CUDA driver library cannot be found.
If you are sure that a CUDA driver is installed,
try setting environment variable NUMBA_CUDA_DRIVER
with the file path of the CUDA driver shared library.
srun: error: cpu001: task 0: Exited with exit code 1

I tried to solve it by doing:
$ locate cuda

$ export NUMBA_CUDA_DRIVER=/usr/lib64/

And run again
srun python
But there is this other error which appears:

File "/home/users/b/bugatti/.local/lib/python3.11/site-packages/numba/cuda/cudadrv/", line 381, in absent_function
    raise CudaDriverError(f'Driver missing function: {fname}')
numba.cuda.cudadrv.error.CudaDriverError: Driver missing function: cuInit

Expected Result

The code should run smoothly and create a file.fits when it’s done. It works if I don’t call CUDA.

Dear @Maddalena.Bugatti

you are lacking a couple of options for srun: partition, time limit, number of cpu(s), number of gpu(s).

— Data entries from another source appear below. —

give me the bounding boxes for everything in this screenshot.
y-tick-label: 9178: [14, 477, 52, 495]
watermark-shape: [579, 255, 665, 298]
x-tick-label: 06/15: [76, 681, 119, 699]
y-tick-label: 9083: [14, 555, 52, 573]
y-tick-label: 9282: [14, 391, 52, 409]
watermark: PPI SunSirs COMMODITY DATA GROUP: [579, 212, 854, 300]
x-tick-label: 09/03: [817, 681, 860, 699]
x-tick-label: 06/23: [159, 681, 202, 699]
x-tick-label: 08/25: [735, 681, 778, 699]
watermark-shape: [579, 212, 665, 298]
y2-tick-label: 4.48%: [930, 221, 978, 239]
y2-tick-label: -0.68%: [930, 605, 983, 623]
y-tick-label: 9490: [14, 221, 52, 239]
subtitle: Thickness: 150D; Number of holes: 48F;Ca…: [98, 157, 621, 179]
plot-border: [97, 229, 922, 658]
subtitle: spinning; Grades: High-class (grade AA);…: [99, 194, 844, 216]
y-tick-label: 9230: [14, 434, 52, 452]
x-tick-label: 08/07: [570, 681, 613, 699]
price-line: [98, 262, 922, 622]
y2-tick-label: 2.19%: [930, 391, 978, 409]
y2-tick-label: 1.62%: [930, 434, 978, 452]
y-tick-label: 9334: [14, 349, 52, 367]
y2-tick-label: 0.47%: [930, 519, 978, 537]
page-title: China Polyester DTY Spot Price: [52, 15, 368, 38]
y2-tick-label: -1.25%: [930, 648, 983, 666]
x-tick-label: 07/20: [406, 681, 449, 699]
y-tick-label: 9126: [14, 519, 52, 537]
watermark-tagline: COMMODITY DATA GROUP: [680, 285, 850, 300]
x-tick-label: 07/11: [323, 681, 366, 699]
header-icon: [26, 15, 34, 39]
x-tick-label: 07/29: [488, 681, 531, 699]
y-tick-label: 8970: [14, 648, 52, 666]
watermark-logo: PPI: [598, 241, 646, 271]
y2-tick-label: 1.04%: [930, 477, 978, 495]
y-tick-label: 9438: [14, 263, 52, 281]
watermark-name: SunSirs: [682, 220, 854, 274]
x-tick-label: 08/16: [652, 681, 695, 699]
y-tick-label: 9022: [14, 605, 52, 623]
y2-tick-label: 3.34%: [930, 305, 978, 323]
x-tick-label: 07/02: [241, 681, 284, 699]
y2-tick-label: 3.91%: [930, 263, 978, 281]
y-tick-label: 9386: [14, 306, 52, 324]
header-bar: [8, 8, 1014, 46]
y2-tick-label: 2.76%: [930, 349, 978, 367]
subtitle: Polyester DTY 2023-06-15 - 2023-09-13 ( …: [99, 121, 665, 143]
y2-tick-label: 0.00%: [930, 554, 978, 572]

As you want to use a gpu, you need to use for example the partition shared-gpu and specify that you want one gpu.

Example: srun --partition shared-gpu --gpus=1 python

Check here for more details: hpc:slurm [eResearch Doc]

Two suggestions:

  • write an sbatch script instead of using srun
  • always specify a version when you load a module: ex ml GCCcore/12.3.0 instead of using the latest one.

Thank you very much @Yann.Sagon, now it works properly.